Friday 26 July 2019

Traces of Jewish Life in Bayreuth

With a community of around 500 people, the Jewish life in Bayreuth is aimed at getting a new impetus with the opening of a Jewish center the next year. Situated opposite the synagogue, considered the oldest still in use in Germany, the center will include a kosher café, rooms for Talmud Torah classes and other spaces for events.
It is unclear who will give the hechsher - the stamp attesting the products are kosher - or who will teach the Torah classes. Most of the community is nowadays made of Russian-speaking Jews originally from the former Soviet Union.
The synagogue
The history of the local synagogue is connected for all this goods and bads with the UNESCO-listed Margravial Opera House.

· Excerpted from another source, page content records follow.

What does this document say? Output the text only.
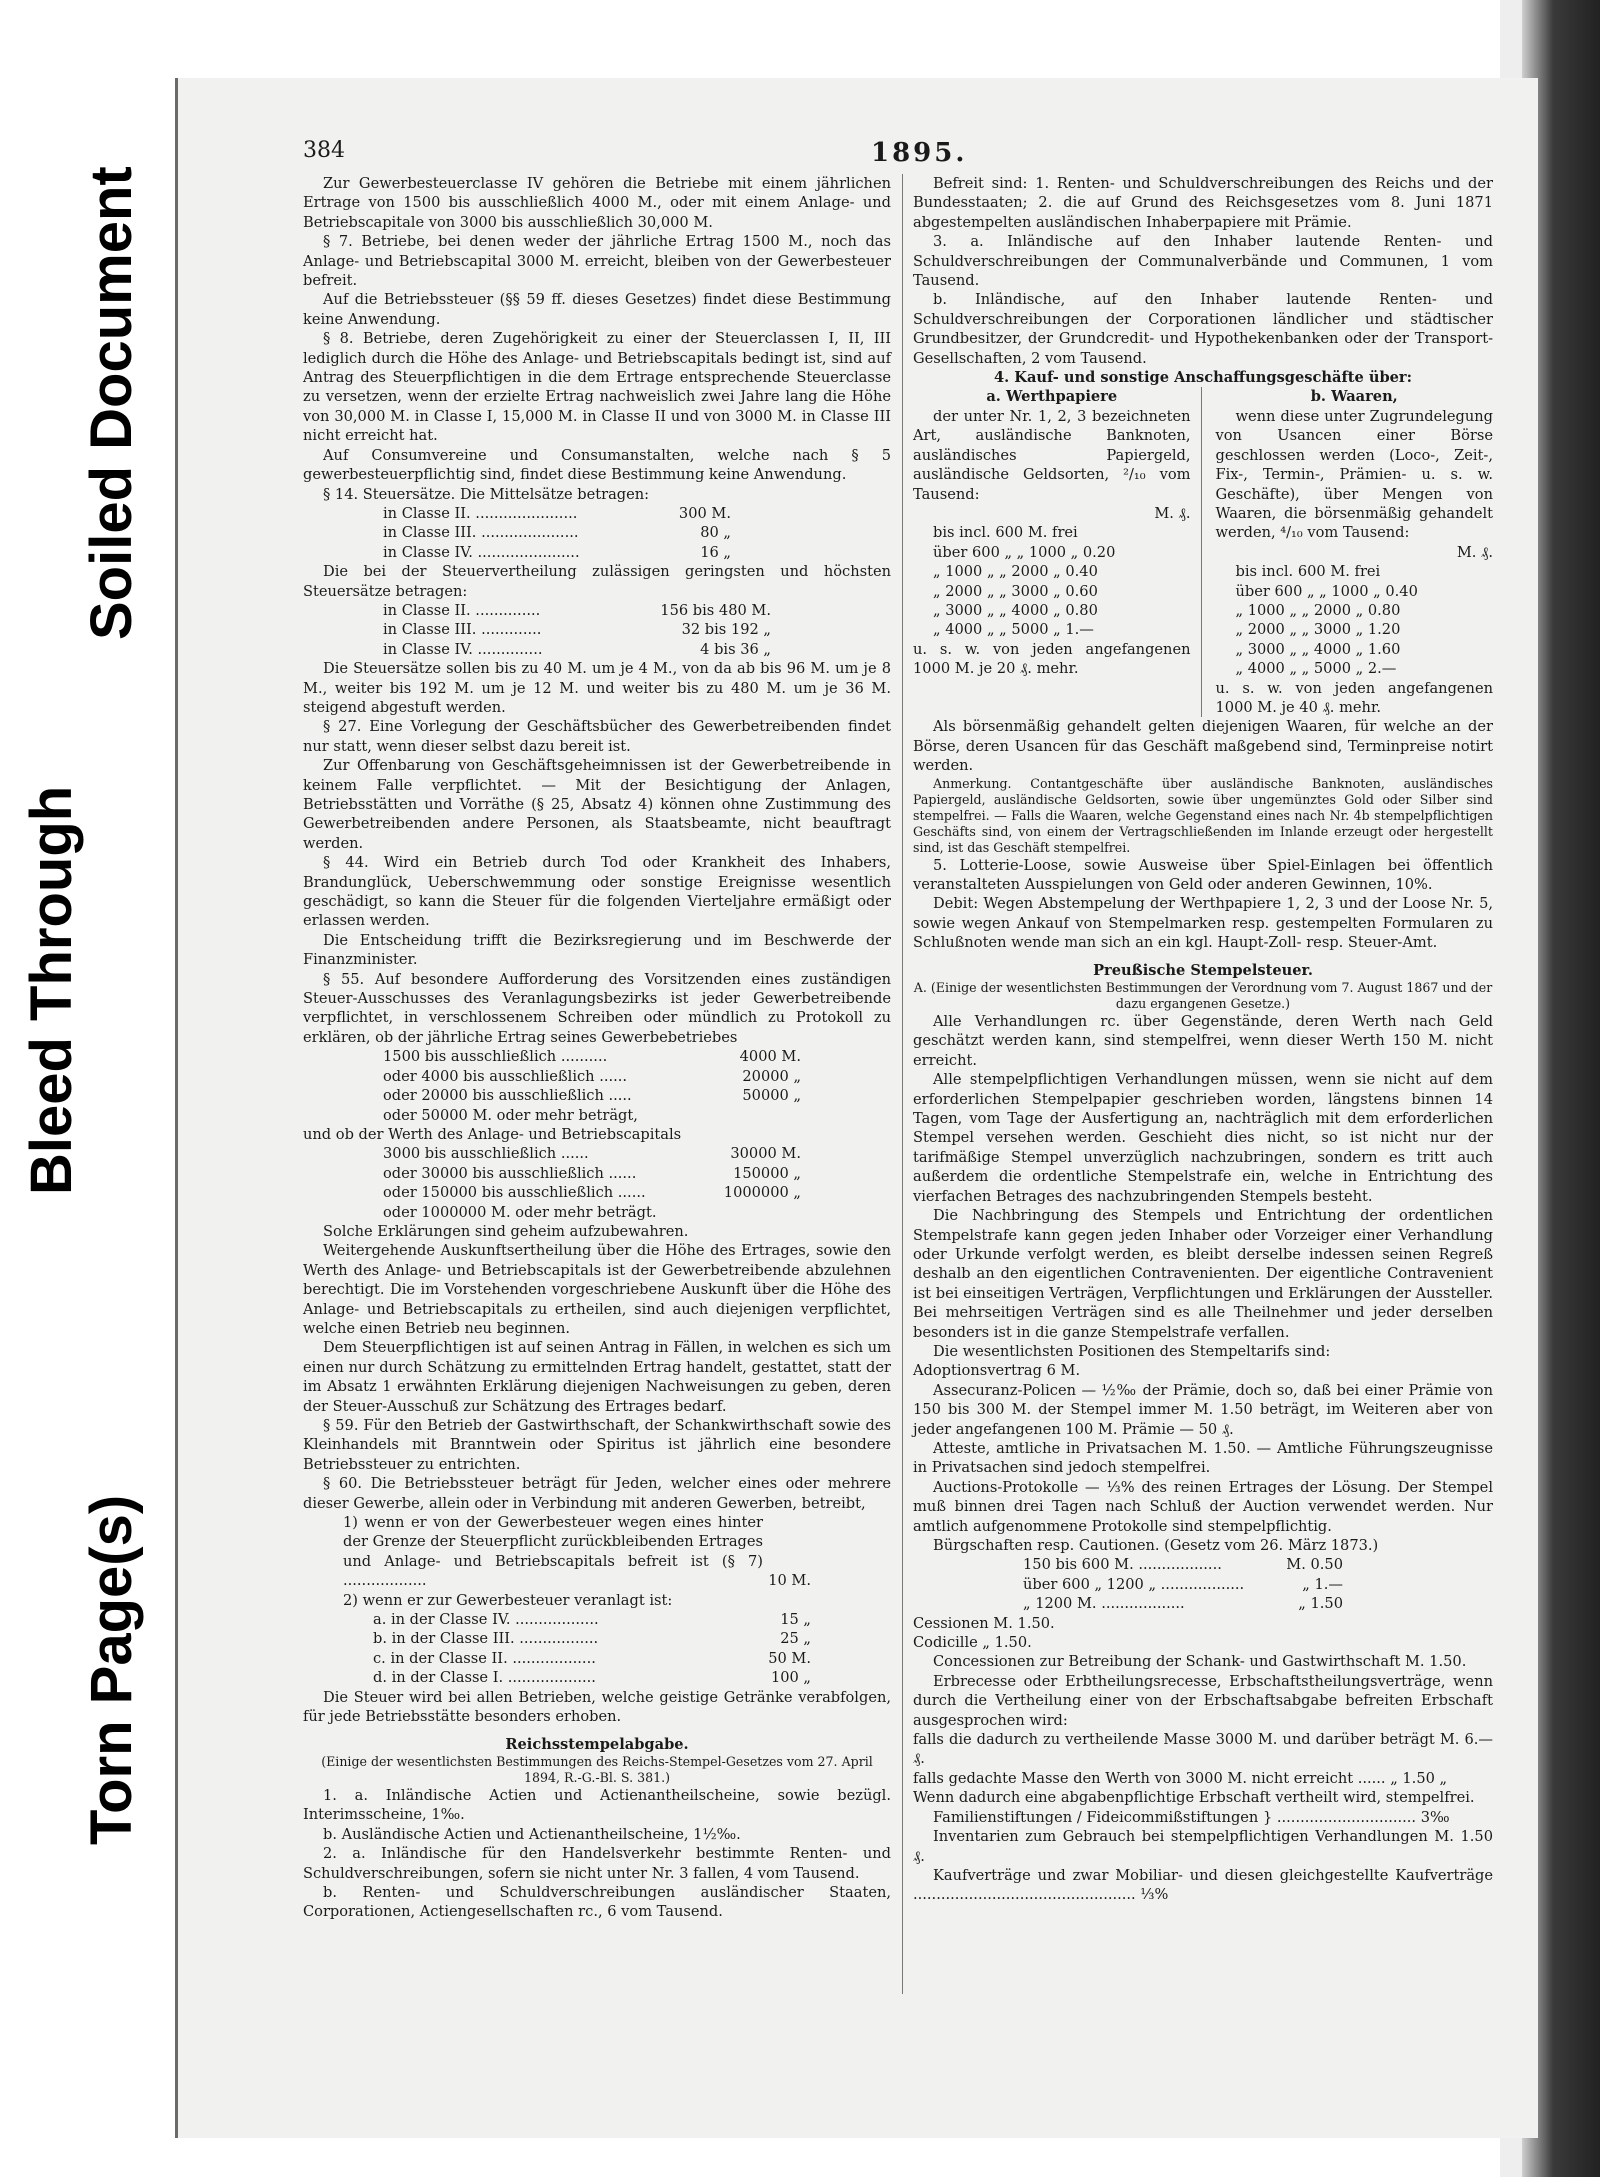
Bleed Through
Soiled Document
Torn Page(s)
384	1895.

Zur Gewerbesteuerclasse IV gehören die Betriebe mit einem jährlichen Ertrage von 1500 bis ausschließlich 4000 M., oder mit einem Anlage- und Betriebscapitale von 3000 bis ausschließlich 30,000 M.

§ 7. Betriebe, bei denen weder der jährliche Ertrag 1500 M., noch das Anlage- und Betriebscapital 3000 M. erreicht, bleiben von der Gewerbesteuer befreit.

Auf die Betriebssteuer (§§ 59 ff. dieses Gesetzes) findet diese Bestimmung keine Anwendung.

§ 8. Betriebe, deren Zugehörigkeit zu einer der Steuerclassen I, II, III lediglich durch die Höhe des Anlage- und Betriebscapitals bedingt ist, sind auf Antrag des Steuerpflichtigen in die dem Ertrage entsprechende Steuerclasse zu versetzen, wenn der erzielte Ertrag nachweislich zwei Jahre lang die Höhe von 30,000 M. in Classe I, 15,000 M. in Classe II und von 3000 M. in Classe III nicht erreicht hat.

Auf Consumvereine und Consumanstalten, welche nach § 5 gewerbesteuerpflichtig sind, findet diese Bestimmung keine Anwendung.

§ 14. Steuersätze. Die Mittelsätze betragen:

in Classe II. ......................	300 M.
in Classe III. .....................	80 „
in Classe IV. ......................	16 „

Die bei der Steuervertheilung zulässigen geringsten und höchsten Steuersätze betragen:

in Classe II. ..............	156 bis 480 M.
in Classe III. .............	32 bis 192 „
in Classe IV. ..............	4 bis 36 „

Die Steuersätze sollen bis zu 40 M. um je 4 M., von da ab bis 96 M. um je 8 M., weiter bis 192 M. um je 12 M. und weiter bis zu 480 M. um je 36 M. steigend abgestuft werden.

§ 27. Eine Vorlegung der Geschäftsbücher des Gewerbetreibenden findet nur statt, wenn dieser selbst dazu bereit ist.

Zur Offenbarung von Geschäftsgeheimnissen ist der Gewerbetreibende in keinem Falle verpflichtet. — Mit der Besichtigung der Anlagen, Betriebsstätten und Vorräthe (§ 25, Absatz 4) können ohne Zustimmung des Gewerbetreibenden andere Personen, als Staatsbeamte, nicht beauftragt werden.

§ 44. Wird ein Betrieb durch Tod oder Krankheit des Inhabers, Brandunglück, Ueberschwemmung oder sonstige Ereignisse wesentlich geschädigt, so kann die Steuer für die folgenden Vierteljahre ermäßigt oder erlassen werden.

Die Entscheidung trifft die Bezirksregierung und im Beschwerde der Finanzminister.

§ 55. Auf besondere Aufforderung des Vorsitzenden eines zuständigen Steuer-Ausschusses des Veranlagungsbezirks ist jeder Gewerbetreibende verpflichtet, in verschlossenem Schreiben oder mündlich zu Protokoll zu erklären, ob der jährliche Ertrag seines Gewerbebetriebes

1500 bis ausschließlich ..........	4000 M.
oder 4000 bis ausschließlich ......	20000 „
oder 20000 bis ausschließlich .....	50000 „
oder 50000 M. oder mehr beträgt,

und ob der Werth des Anlage- und Betriebscapitals

3000 bis ausschließlich ......	30000 M.
oder 30000 bis ausschließlich ......	150000 „
oder 150000 bis ausschließlich ......	1000000 „
oder 1000000 M. oder mehr beträgt.

Solche Erklärungen sind geheim aufzubewahren.

Weitergehende Auskunftsertheilung über die Höhe des Ertrages, sowie den Werth des Anlage- und Betriebscapitals ist der Gewerbetreibende abzulehnen berechtigt. Die im Vorstehenden vorgeschriebene Auskunft über die Höhe des Anlage- und Betriebscapitals zu ertheilen, sind auch diejenigen verpflichtet, welche einen Betrieb neu beginnen.

Dem Steuerpflichtigen ist auf seinen Antrag in Fällen, in welchen es sich um einen nur durch Schätzung zu ermittelnden Ertrag handelt, gestattet, statt der im Absatz 1 erwähnten Erklärung diejenigen Nachweisungen zu geben, deren der Steuer-Ausschuß zur Schätzung des Ertrages bedarf.

§ 59. Für den Betrieb der Gastwirthschaft, der Schankwirthschaft sowie des Kleinhandels mit Branntwein oder Spiritus ist jährlich eine besondere Betriebssteuer zu entrichten.

§ 60. Die Betriebssteuer beträgt für Jeden, welcher eines oder mehrere dieser Gewerbe, allein oder in Verbindung mit anderen Gewerben, betreibt,

1) wenn er von der Gewerbesteuer wegen eines hinter der Grenze der Steuerpflicht zurückbleibenden Ertrages und Anlage- und Betriebscapitals befreit ist (§ 7) ..................	10 M.
2) wenn er zur Gewerbesteuer veranlagt ist:
a. in der Classe IV. ..................	15 „
b. in der Classe III. .................	25 „
c. in der Classe II. ..................	50 M.
d. in der Classe I. ...................	100 „

Die Steuer wird bei allen Betrieben, welche geistige Getränke verabfolgen, für jede Betriebsstätte besonders erhoben.

Reichsstempelabgabe.

(Einige der wesentlichsten Bestimmungen des Reichs-Stempel-Gesetzes vom 27. April 1894, R.-G.-Bl. S. 381.)

1. a. Inländische Actien und Actienantheilscheine, sowie bezügl. Interimsscheine, 1‰.

b. Ausländische Actien und Actienantheilscheine, 1½‰.

2. a. Inländische für den Handelsverkehr bestimmte Renten- und Schuldverschreibungen, sofern sie nicht unter Nr. 3 fallen, 4 vom Tausend.

b. Renten- und Schuldverschreibungen ausländischer Staaten, Corporationen, Actiengesellschaften rc., 6 vom Tausend.

Befreit sind: 1. Renten- und Schuldverschreibungen des Reichs und der Bundesstaaten; 2. die auf Grund des Reichsgesetzes vom 8. Juni 1871 abgestempelten ausländischen Inhaberpapiere mit Prämie.

3. a. Inländische auf den Inhaber lautende Renten- und Schuldverschreibungen der Communalverbände und Communen, 1 vom Tausend.

b. Inländische, auf den Inhaber lautende Renten- und Schuldverschreibungen der Corporationen ländlicher und städtischer Grundbesitzer, der Grundcredit- und Hypothekenbanken oder der Transport-Gesellschaften, 2 vom Tausend.

4. Kauf- und sonstige Anschaffungsgeschäfte über:

a. Werthpapiere

der unter Nr. 1, 2, 3 bezeichneten Art, ausländische Banknoten, ausländisches Papiergeld, ausländische Geldsorten, ²/₁₀ vom Tausend:

M. ₰.

bis incl. 600 M. frei
über 600 „ „ 1000 „ 0.20
„ 1000 „ „ 2000 „ 0.40
„ 2000 „ „ 3000 „ 0.60
„ 3000 „ „ 4000 „ 0.80
„ 4000 „ „ 5000 „ 1.—

u. s. w. von jeden angefangenen 1000 M. je 20 ₰. mehr.

b. Waaren,

wenn diese unter Zugrundelegung von Usancen einer Börse geschlossen werden (Loco-, Zeit-, Fix-, Termin-, Prämien- u. s. w. Geschäfte), über Mengen von Waaren, die börsenmäßig gehandelt werden, ⁴/₁₀ vom Tausend:

M. ₰.

bis incl. 600 M. frei
über 600 „ „ 1000 „ 0.40
„ 1000 „ „ 2000 „ 0.80
„ 2000 „ „ 3000 „ 1.20
„ 3000 „ „ 4000 „ 1.60
„ 4000 „ „ 5000 „ 2.—

u. s. w. von jeden angefangenen 1000 M. je 40 ₰. mehr.

Als börsenmäßig gehandelt gelten diejenigen Waaren, für welche an der Börse, deren Usancen für das Geschäft maßgebend sind, Terminpreise notirt werden.

Anmerkung. Contantgeschäfte über ausländische Banknoten, ausländisches Papiergeld, ausländische Geldsorten, sowie über ungemünztes Gold oder Silber sind stempelfrei. — Falls die Waaren, welche Gegenstand eines nach Nr. 4b stempelpflichtigen Geschäfts sind, von einem der Vertragschließenden im Inlande erzeugt oder hergestellt sind, ist das Geschäft stempelfrei.

5. Lotterie-Loose, sowie Ausweise über Spiel-Einlagen bei öffentlich veranstalteten Ausspielungen von Geld oder anderen Gewinnen, 10%.

Debit: Wegen Abstempelung der Werthpapiere 1, 2, 3 und der Loose Nr. 5, sowie wegen Ankauf von Stempelmarken resp. gestempelten Formularen zu Schlußnoten wende man sich an ein kgl. Haupt-Zoll- resp. Steuer-Amt.

Preußische Stempelsteuer.

A. (Einige der wesentlichsten Bestimmungen der Verordnung vom 7. August 1867 und der dazu ergangenen Gesetze.)

Alle Verhandlungen rc. über Gegenstände, deren Werth nach Geld geschätzt werden kann, sind stempelfrei, wenn dieser Werth 150 M. nicht erreicht.

Alle stempelpflichtigen Verhandlungen müssen, wenn sie nicht auf dem erforderlichen Stempelpapier geschrieben worden, längstens binnen 14 Tagen, vom Tage der Ausfertigung an, nachträglich mit dem erforderlichen Stempel versehen werden. Geschieht dies nicht, so ist nicht nur der tarifmäßige Stempel unverzüglich nachzubringen, sondern es tritt auch außerdem die ordentliche Stempelstrafe ein, welche in Entrichtung des vierfachen Betrages des nachzubringenden Stempels besteht.

Die Nachbringung des Stempels und Entrichtung der ordentlichen Stempelstrafe kann gegen jeden Inhaber oder Vorzeiger einer Verhandlung oder Urkunde verfolgt werden, es bleibt derselbe indessen seinen Regreß deshalb an den eigentlichen Contravenienten. Der eigentliche Contravenient ist bei einseitigen Verträgen, Verpflichtungen und Erklärungen der Aussteller. Bei mehrseitigen Verträgen sind es alle Theilnehmer und jeder derselben besonders ist in die ganze Stempelstrafe verfallen.

Die wesentlichsten Positionen des Stempeltarifs sind:

Adoptionsvertrag 6 M.

Assecuranz-Policen — ½‰ der Prämie, doch so, daß bei einer Prämie von 150 bis 300 M. der Stempel immer M. 1.50 beträgt, im Weiteren aber von jeder angefangenen 100 M. Prämie — 50 ₰.

Atteste, amtliche in Privatsachen M. 1.50. — Amtliche Führungszeugnisse in Privatsachen sind jedoch stempelfrei.

Auctions-Protokolle — ⅓% des reinen Ertrages der Lösung. Der Stempel muß binnen drei Tagen nach Schluß der Auction verwendet werden. Nur amtlich aufgenommene Protokolle sind stempelpflichtig.

Bürgschaften resp. Cautionen. (Gesetz vom 26. März 1873.)

150 bis 600 M. ..................	M. 0.50
über 600 „ 1200 „ ..................	„ 1.—
„ 1200 M. ..................	„ 1.50

Cessionen M. 1.50.

Codicille „ 1.50.

Concessionen zur Betreibung der Schank- und Gastwirthschaft M. 1.50.

Erbrecesse oder Erbtheilungsrecesse, Erbschaftstheilungsverträge, wenn durch die Vertheilung einer von der Erbschaftsabgabe befreiten Erbschaft ausgesprochen wird:

falls die dadurch zu vertheilende Masse 3000 M. und darüber beträgt M. 6.— ₰.

falls gedachte Masse den Werth von 3000 M. nicht erreicht ...... „ 1.50 „

Wenn dadurch eine abgabenpflichtige Erbschaft vertheilt wird, stempelfrei.

Familienstiftungen / Fideicommißstiftungen } .............................. 3‰

Inventarien zum Gebrauch bei stempelpflichtigen Verhandlungen M. 1.50 ₰.

Kaufverträge und zwar Mobiliar- und diesen gleichgestellte Kaufverträge ................................................ ⅓%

During the Kristallnacht pogrom, it was not put on fire only because it was a high probability that the Opera with which is sharing a common wall, will be affected. At the end of the war, when the Allies were throwing the remaining bombs on the way out of Germany, it was the round of the synagogue to save the Opera, which was not bombed in order to spare the synagogue. 

The community center
As everywhere in Germany, and in Europe in general, the life of Jews in Bayreuth was never been easy. The first proof of Jewish life is dating back in the 13th century. Various persecutions and pogroms ceased their presence between the 16th and 18th century. Under the protection of Magrave Friedrich, they were allowded to return. Their main representative at the time was Moses Seckel, the count banker and count supplier. The community grew up slowly, with 389 persons registered in 1792 and 530 in 1837. The intensive anti-Semitism, manifested both in the everyday life and at a highly intellectual level - see Wagner's works  - reduced significantly the Jewish presence in Bayreuth. It continued to decrease constantly in the years of National-Socialism, with only 80 Jews living here in 1938. Most of them were killed during deporations, with only a couple of them surviving, mostly due to their marriage with Christian spouses. 
Walking tours aimed to highlight the Jewish life are organised via the local tourism office, featuring former Jewish properties and streets with Jewish histories, as well as places of memories, where the Jews were gathered and sent to death.